Modèle d'anticipation dirigée, l'hypermarché (aux USA surtout) préexiste à l'agglomération : c'est lui qui donne lieu à l'agglomération, alors que le marché traditionnel était au coeur d'une cité, lieu où la ville et la campagne venaient frayer ensemble. L'hypermarché est l'expression de tout un mode de vie où ont disparu non seulement la campagne mais la ville aussi pour laisser place à l'« agglomération » - zoning urbain fonctionnel entièrement signalisé, dont il est l'équivalent, le micromodèle sur le plan de la consommation. Mais son rôle dépasse de loin la consommation », et les objets n'y ont plus de réalité spécifique : ce qui prime, c'est leur agencement sériel, circulaire, spectaculaire, futur modèle des rapports sociaux.

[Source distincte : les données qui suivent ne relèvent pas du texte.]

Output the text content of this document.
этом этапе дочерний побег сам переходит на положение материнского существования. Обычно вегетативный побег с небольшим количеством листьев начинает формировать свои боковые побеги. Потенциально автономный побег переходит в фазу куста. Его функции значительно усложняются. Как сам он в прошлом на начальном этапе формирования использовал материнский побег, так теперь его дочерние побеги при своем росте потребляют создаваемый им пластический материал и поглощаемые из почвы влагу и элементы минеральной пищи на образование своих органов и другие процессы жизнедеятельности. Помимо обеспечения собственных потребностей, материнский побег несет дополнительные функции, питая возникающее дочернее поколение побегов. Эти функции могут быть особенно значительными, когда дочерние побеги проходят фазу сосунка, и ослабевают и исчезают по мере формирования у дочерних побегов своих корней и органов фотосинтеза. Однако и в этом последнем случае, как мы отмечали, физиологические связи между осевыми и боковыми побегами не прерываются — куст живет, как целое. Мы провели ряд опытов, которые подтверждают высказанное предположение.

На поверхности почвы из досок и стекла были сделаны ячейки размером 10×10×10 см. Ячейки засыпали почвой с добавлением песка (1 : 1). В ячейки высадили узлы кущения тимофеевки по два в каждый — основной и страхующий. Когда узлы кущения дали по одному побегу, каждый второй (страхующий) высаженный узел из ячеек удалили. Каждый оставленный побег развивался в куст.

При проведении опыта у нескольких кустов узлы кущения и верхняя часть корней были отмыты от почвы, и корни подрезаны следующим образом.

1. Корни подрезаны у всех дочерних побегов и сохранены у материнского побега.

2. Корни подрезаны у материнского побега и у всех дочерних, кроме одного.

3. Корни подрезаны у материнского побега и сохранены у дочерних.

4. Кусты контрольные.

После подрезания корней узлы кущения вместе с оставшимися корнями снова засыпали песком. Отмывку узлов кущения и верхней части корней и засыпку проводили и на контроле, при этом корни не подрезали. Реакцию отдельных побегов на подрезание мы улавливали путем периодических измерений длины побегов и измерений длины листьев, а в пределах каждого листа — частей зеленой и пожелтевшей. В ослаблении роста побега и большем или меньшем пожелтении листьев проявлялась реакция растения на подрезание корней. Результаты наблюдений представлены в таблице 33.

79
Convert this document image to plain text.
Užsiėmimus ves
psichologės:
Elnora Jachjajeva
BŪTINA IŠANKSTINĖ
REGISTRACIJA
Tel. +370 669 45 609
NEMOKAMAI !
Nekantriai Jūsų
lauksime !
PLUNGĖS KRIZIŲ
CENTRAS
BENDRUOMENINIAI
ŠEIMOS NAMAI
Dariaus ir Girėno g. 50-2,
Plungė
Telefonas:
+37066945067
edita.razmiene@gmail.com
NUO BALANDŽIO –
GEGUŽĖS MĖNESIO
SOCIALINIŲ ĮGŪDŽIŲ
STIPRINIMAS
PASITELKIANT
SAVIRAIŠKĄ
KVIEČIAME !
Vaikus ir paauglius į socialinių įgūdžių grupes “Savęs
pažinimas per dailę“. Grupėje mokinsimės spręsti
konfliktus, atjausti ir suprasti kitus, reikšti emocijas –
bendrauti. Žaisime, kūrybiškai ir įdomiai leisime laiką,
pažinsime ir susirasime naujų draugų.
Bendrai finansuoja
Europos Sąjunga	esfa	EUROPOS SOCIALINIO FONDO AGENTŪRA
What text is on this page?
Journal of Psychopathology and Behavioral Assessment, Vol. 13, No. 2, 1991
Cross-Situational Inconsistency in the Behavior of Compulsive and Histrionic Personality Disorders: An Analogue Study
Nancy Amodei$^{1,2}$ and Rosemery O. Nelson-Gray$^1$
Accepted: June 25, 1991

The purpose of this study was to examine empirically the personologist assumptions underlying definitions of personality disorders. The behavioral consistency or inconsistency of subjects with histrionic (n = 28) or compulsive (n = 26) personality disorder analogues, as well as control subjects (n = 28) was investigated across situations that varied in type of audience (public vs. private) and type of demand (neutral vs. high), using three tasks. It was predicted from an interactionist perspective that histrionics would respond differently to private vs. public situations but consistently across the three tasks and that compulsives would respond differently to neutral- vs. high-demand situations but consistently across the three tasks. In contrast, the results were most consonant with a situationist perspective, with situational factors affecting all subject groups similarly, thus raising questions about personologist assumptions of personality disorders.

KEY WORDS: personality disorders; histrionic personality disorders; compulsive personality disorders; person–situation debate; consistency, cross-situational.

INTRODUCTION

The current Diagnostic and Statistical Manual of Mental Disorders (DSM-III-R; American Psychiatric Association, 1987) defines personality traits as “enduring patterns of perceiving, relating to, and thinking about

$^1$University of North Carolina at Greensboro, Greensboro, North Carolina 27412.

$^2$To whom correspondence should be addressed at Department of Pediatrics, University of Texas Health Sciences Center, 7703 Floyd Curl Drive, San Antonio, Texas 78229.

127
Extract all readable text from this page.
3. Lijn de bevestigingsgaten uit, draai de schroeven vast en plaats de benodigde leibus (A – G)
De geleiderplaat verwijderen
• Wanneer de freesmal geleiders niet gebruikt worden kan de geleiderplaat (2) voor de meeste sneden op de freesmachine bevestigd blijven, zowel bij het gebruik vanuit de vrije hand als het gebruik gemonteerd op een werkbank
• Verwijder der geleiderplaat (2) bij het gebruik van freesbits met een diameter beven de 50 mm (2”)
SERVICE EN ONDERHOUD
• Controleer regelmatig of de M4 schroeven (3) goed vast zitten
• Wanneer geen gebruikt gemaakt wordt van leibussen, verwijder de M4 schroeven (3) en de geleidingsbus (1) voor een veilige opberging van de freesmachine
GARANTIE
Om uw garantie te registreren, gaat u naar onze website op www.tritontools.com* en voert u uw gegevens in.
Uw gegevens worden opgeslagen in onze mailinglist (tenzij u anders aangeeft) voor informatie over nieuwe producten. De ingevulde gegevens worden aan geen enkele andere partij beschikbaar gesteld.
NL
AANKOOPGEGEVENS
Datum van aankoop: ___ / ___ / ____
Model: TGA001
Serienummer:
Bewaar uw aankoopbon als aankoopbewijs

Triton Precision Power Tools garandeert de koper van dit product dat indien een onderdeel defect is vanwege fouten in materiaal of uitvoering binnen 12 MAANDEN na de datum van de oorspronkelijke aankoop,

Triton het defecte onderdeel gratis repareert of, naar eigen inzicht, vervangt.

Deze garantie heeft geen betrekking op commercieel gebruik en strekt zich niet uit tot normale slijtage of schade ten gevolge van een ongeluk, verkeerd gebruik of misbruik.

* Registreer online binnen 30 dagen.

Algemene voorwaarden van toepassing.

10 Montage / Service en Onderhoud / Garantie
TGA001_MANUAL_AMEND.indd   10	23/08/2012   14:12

La « forme » hypermarché peut ainsi aider à comprendre ce qu'il en est de la fin de la modernité. Les grandes villes ont vu naître, en un siècle environ (1850-1950), une génération de grands magasins « modernes » (beaucoup portaient ce nom sous une façon ou une autre), mais cette modernisation fondamentale, liée à celle des transports, n'a pas bouleversé la structure urbaine. Les villes sont restées des villes, tandis que les villes nouvelles sont satellisées par l'hypermarché ou le shopping center, desservis par un réseau programmé de transit, et cessent d'être des villes pour devenir des agglomérations. Une nouvelle morphogénèse est apparue, qui relève du type cybernétique (c'est-à-dire reproduisant au niveau du territoire, de l'habitat, du transit les scénarios de commandement moléculaire qui sont ceux du code génétique), et dont la forme est nucléaire et satellitique. L'hypermarché comme noyau. La ville, même moderne, ne l'absorbe plus. C'est lui qui établit une orbite sur laquelle se meut l'agglomération. Il sert d'implant aux nouveaux agrégats, comme font parfois aussi l'université ou encore l'usine – non plus l'usine du 19e siècle ni l'usine décentralisée qui, sans briser l'orbite de la ville, s'installe en banlieue, mais l'usine de montage, automatisée, à commandement électronique, c'est-à-dire correspondant à une fonction et à un procès du travail totalement déterritorialisés. Avec cette nouvelle usine, comme avec l'hypermarché ou l'université nouvelle, on n'a plus affaire à des fonctions (commerce, travail, savoir, loisir) qui s'autonomisent et se déplacent (ce qui caractérise encore le déploiement "moderne" de la ville) mais à un modèle de désintégration des fonctions, d'indétermination des fonctions et de désintégration de la ville elle-même, qui est transplanté hors ville et traité comme modèle hyperréel, comme noyau d'une agglomération de synthèse qui n'a plus rien à voir avec la ville. Satellites négatifs de la ville, qui traduisent la fin de la ville, même de la ville moderne, comme espace indéterminé, qualitatif, comme synthèse originale d'une société.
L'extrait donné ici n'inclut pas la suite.